MD trajectories for "Kinetic barrier to enzyme inhibition is manipulated by dynamical local interactions in E. coli DHFR"

Dihydrofolate reductase (DHFR) is an important drug target and a highly studied model protein for understanding enzyme dynamics. DHFR’s crucial role in folate synthesis renders it an ideal candidate to understand protein function and protein evolution mechanisms. In this study, to understand how a newly proposed DHFR inhibitor, 4’-deoxy methyl trimethoprim (4’-DTMP), alters evolutionary trajectories, we studied interactions that lead to its superior performance over trimethoprim (TMP). To elucidate the inhibition mechanism of 4’-DTMP, we first confirmed, both computationally and experimentally, that the relative binding free energy cost for the mutation of TMP and 4’-DTMP are the same, pointing to the origin of the characteristic differences to be kinetic rather than thermodynamic. We then employed an interaction-based analysis by focusing first on the active site, then on the whole enzyme. We confirmed that the polar modification in 4’-DTMP induces additional local interactions with the enzyme, particularly the M20 loop. These changes are propagated to the whole enzyme as shifts in the hydrogen bond networks. To shed light on the allosteric interactions, we support our analysis with network-based community analysis and show that segmentation of the loop domain of the inhibitor-bound DHFR must be avoided by a successful inhibitor.

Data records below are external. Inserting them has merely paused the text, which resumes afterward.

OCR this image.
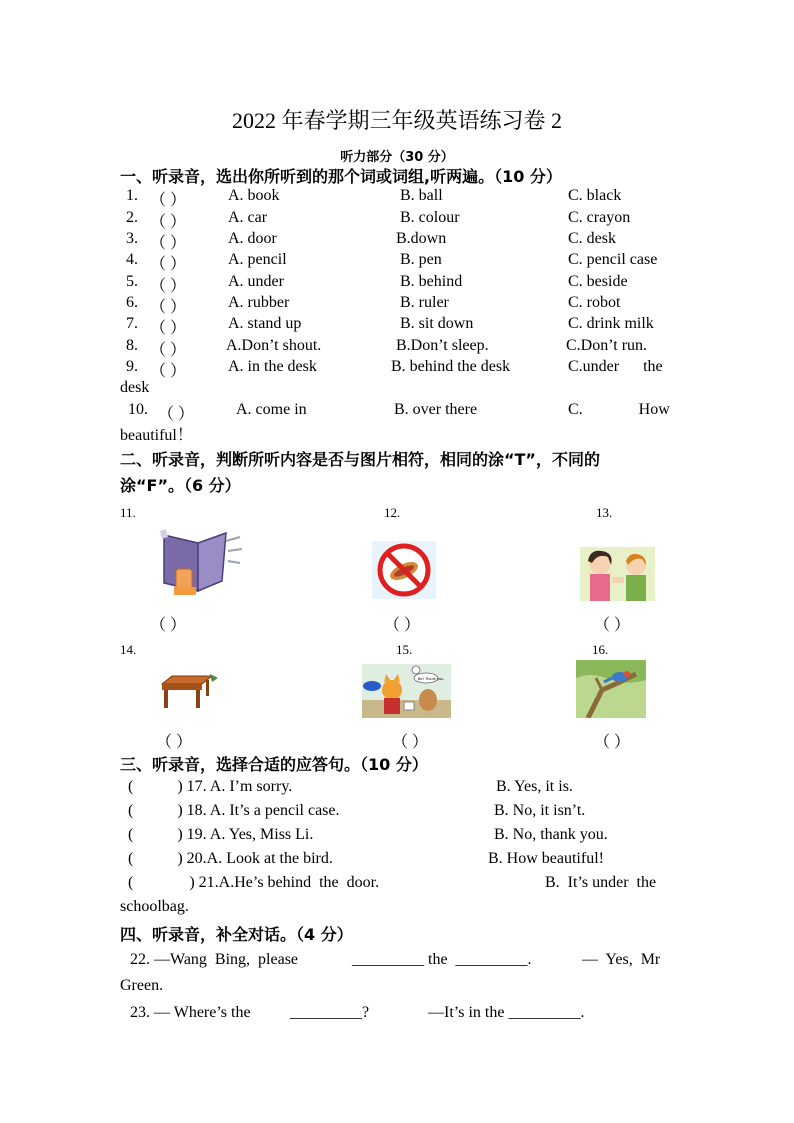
2022 年春学期三年级英语练习卷 2
听力部分（30 分）
一、听录音，选出你所听到的那个词或词组,听两遍。（10 分）
1. （ ）	A. book	B. ball	C. black
2. （ ）	A. car	B. colour	C. crayon
3. （ ）	A. door	B.down	C. desk
4. （ ）	A. pencil	B. pen	C. pencil case
5. （ ）	A. under	B. behind	C. beside
6. （ ）	A. rubber	B. ruler	C. robot
7. （ ）	A. stand up	B. sit down	C. drink milk
8. （ ） A.Don’t shout.	B.Don’t sleep.	C.Don’t run.
9. （ ）	A. in the desk	B. behind the desk	C.under      the
desk
10. （ ）	A. come in	B. over there	C.              How
beautiful！
二、听录音，判断所听内容是否与图片相符，相同的涂“T”，不同的
涂“F”。（6 分）
11.	12.	13.
14.	15.	16.
Be! Thank you.
（ ）	（ ）	（ ）
（ ）	（ ）	（ ）
三、听录音，选择合适的应答句。（10 分）
(           ) 17. A. I’m sorry.	B. Yes, it is.
(           ) 18. A. It’s a pencil case.	B. No, it isn’t.
(           ) 19. A. Yes, Miss Li.	B. No, thank you.
(           ) 20.A. Look at the bird.	B. How beautiful!
(              ) 21.A.He’s behind  the  door.	B.  It’s under  the
schoolbag.
四、听录音，补全对话。（4 分）
22. —Wang  Bing,  please	_________ the  _________.	—  Yes,  Mr
Green.
23. — Where’s the _________?	—It’s in the _________.
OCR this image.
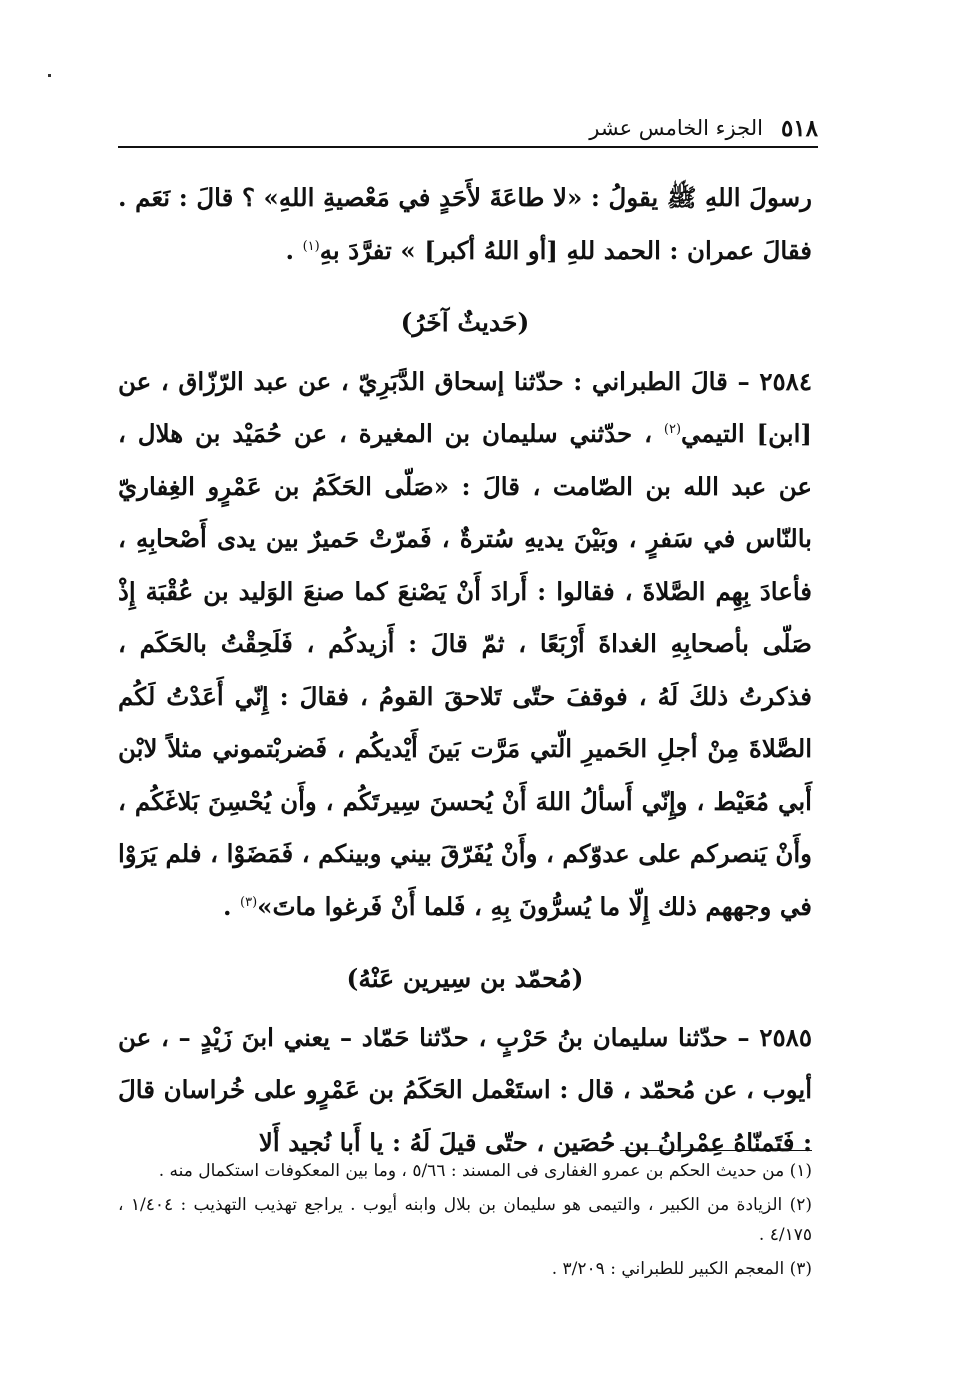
٥١٨
الجزء الخامس عشر

رسولَ اللهِ ﷺ يقولُ : «لا طاعَةَ لأَحَدٍ في مَعْصيةِ اللهِ» ؟ قالَ : نَعَم . فقالَ عمران : الحمد للهِ [أو اللهُ أكبر] » تفرَّدَ بهِ$^{(١)}$ .

(حَديثٌ آخَرُ)

٢٥٨٤ – قالَ الطبراني : حدّثنا إسحاق الدَّبَرِيّ ، عن عبد الرّزّاق ، عن [ابن] التيمي$^{(٢)}$ ، حدّثني سليمان بن المغيرة ، عن حُمَيْد بن هلال ، عن عبد الله بن الصّامت ، قالَ : «صَلّى الحَكَمُ بن عَمْرٍو الغِفاريّ بالنّاس في سَفرٍ ، وبَيْنَ يديهِ سُترةٌ ، فَمرّتْ حَميرٌ بين يدى أَصْحابِهِ ، فأعادَ بِهِم الصَّلاةَ ، فقالوا : أَرادَ أَنْ يَصْنعَ كما صنعَ الوَليد بن عُقْبَة إِذْ صَلّى بأصحابِهِ الغداةَ أَرْبَعًا ، ثمّ قالَ : أَزيدكُم ، فَلَحِقْتُ بالحَكَم ، فذكرتُ ذلكَ لَهُ ، فوقفَ حتّى تَلاحقَ القومُ ، فقالَ : إِنّي أَعَدْتُ لَكُم الصَّلاةَ مِنْ أجلِ الحَميرِ الّتي مَرَّت بَينَ أَيْديكُم ، فَضربْتموني مثلاً لابْن أَبي مُعَيْط ، وإِنّي أَسألُ اللهَ أَنْ يُحسنَ سِيرتَكُم ، وأَن يُحْسِنَ بَلاغَكُم ، وأَنْ يَنصركم على عدوّكم ، وأَنْ يُفَرّقَ بيني وبينكم ، فَمَضَوْا ، فلم يَرَوْا في وجههم ذلك إِلّا ما يُسرُّونَ بِهِ ، فَلما أَنْ فَرغوا ماتَ»$^{(٣)}$ .

(مُحمّد بن سِيرين عَنْهُ)

٢٥٨٥ – حدّثنا سليمان بنُ حَرْبٍ ، حدّثنا حَمّاد – يعني ابنَ زَيْدٍ – ، عن أيوب ، عن مُحمّد ، قال : استَعْمل الحَكَمُ بن عَمْرٍو على خُراسان قالَ : فَتَمنّاهُ عِمْرانُ بن حُصَين ، حتّى قيلَ لَهُ : يا أَبا نُجيد أَلا

(١) من حديث الحكم بن عمرو الغفارى فى المسند : ٥/٦٦ ، وما بين المعكوفات استكمال منه .

(٢) الزيادة من الكبير ، والتيمى هو سليمان بن بلال وابنه أيوب . يراجع تهذيب التهذيب : ١/٤٠٤ ، ٤/١٧٥ .

(٣) المعجم الكبير للطبراني : ٣/٢٠٩ .
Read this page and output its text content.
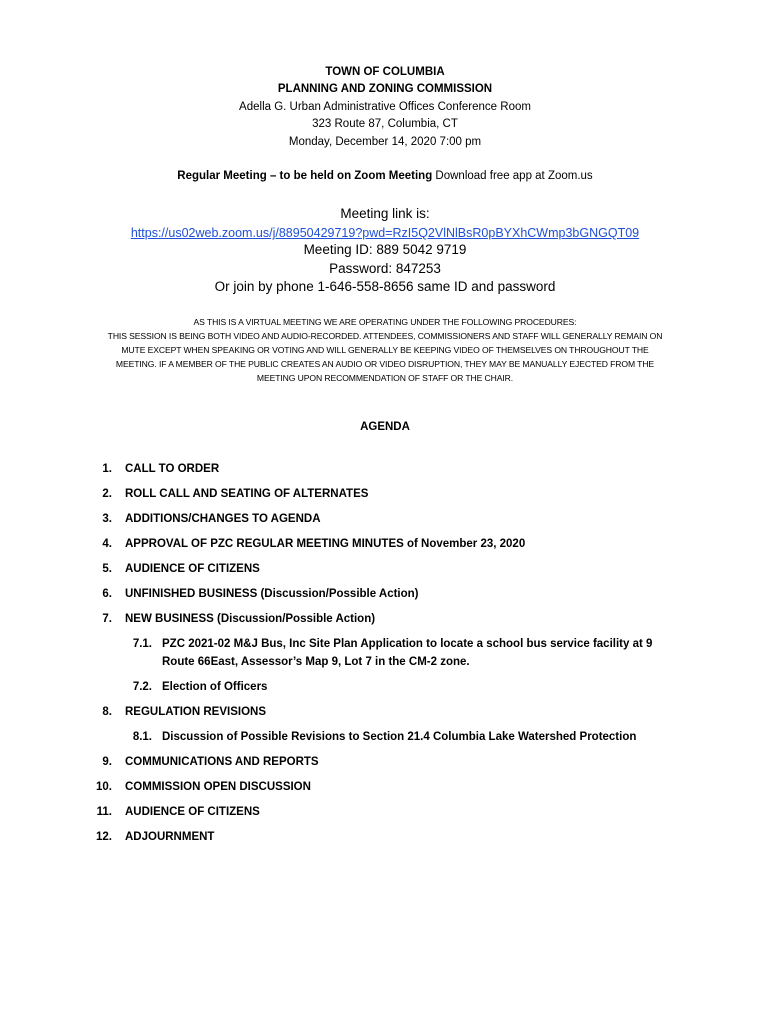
TOWN OF COLUMBIA
PLANNING AND ZONING COMMISSION
Adella G. Urban Administrative Offices Conference Room
323 Route 87, Columbia, CT
Monday, December 14, 2020 7:00 pm
Regular Meeting – to be held on Zoom Meeting Download free app at Zoom.us
Meeting link is:
https://us02web.zoom.us/j/88950429719?pwd=RzI5Q2VlNlBsR0pBYXhCWmp3bGNGQT09
Meeting ID: 889 5042 9719
Password: 847253
Or join by phone 1-646-558-8656 same ID and password
AS THIS IS A VIRTUAL MEETING WE ARE OPERATING UNDER THE FOLLOWING PROCEDURES:
THIS SESSION IS BEING BOTH VIDEO AND AUDIO-RECORDED. ATTENDEES, COMMISSIONERS AND STAFF WILL GENERALLY REMAIN ON
MUTE EXCEPT WHEN SPEAKING OR VOTING AND WILL GENERALLY BE KEEPING VIDEO OF THEMSELVES ON THROUGHOUT THE
MEETING. IF A MEMBER OF THE PUBLIC CREATES AN AUDIO OR VIDEO DISRUPTION, THEY MAY BE MANUALLY EJECTED FROM THE
MEETING UPON RECOMMENDATION OF STAFF OR THE CHAIR.
AGENDA
1. CALL TO ORDER
2. ROLL CALL AND SEATING OF ALTERNATES
3. ADDITIONS/CHANGES TO AGENDA
4. APPROVAL OF PZC REGULAR MEETING MINUTES of November 23, 2020
5. AUDIENCE OF CITIZENS
6. UNFINISHED BUSINESS (Discussion/Possible Action)
7. NEW BUSINESS (Discussion/Possible Action)
7.1. PZC 2021-02 M&J Bus, Inc Site Plan Application to locate a school bus service facility at 9
Route 66East, Assessor’s Map 9, Lot 7 in the CM-2 zone.
7.2. Election of Officers
8. REGULATION REVISIONS
8.1. Discussion of Possible Revisions to Section 21.4 Columbia Lake Watershed Protection
9. COMMUNICATIONS AND REPORTS
10. COMMISSION OPEN DISCUSSION
11. AUDIENCE OF CITIZENS
12. ADJOURNMENT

二氢叶酸还原酶（DHFR）是一类重要的药物靶点，同时也是用于解析酶动力学机制的经典研究模型蛋白。DHFR在叶酸合成通路中发挥关键作用，使其成为探究蛋白质功能与演化机制的理想研究对象。本研究为探究新型DHFR抑制剂4’-脱氧甲基甲氧苄啶（4’-DTMP）如何改变蛋白质演化轨迹，针对其相较于甲氧苄啶（TMP）更优异的作用机制展开了相互作用层面的研究。为阐明4’-DTMP的抑制机制，本研究首先通过计算与实验相结合的方式证实：TMP与4’-DTMP发生突变时的相对结合自由能成本一致，这表明二者功能特性的差异源于动力学层面，而非热力学层面。随后，本研究采用基于相互作用的分析策略，先聚焦酶的活性位点，再拓展至整个酶分子。研究证实，4’-DTMP分子上的极性修饰基团可诱导其与酶产生额外的局部相互作用，尤其是与M20环。这些变化会通过氢键网络的改变传递至整个酶分子。为进一步揭示别构相互作用机制，本研究借助基于网络的群落分析验证了分析结果，并证实：一款有效的抑制剂必须避免引发与抑制剂结合的DHFR的环结构域发生结构割裂。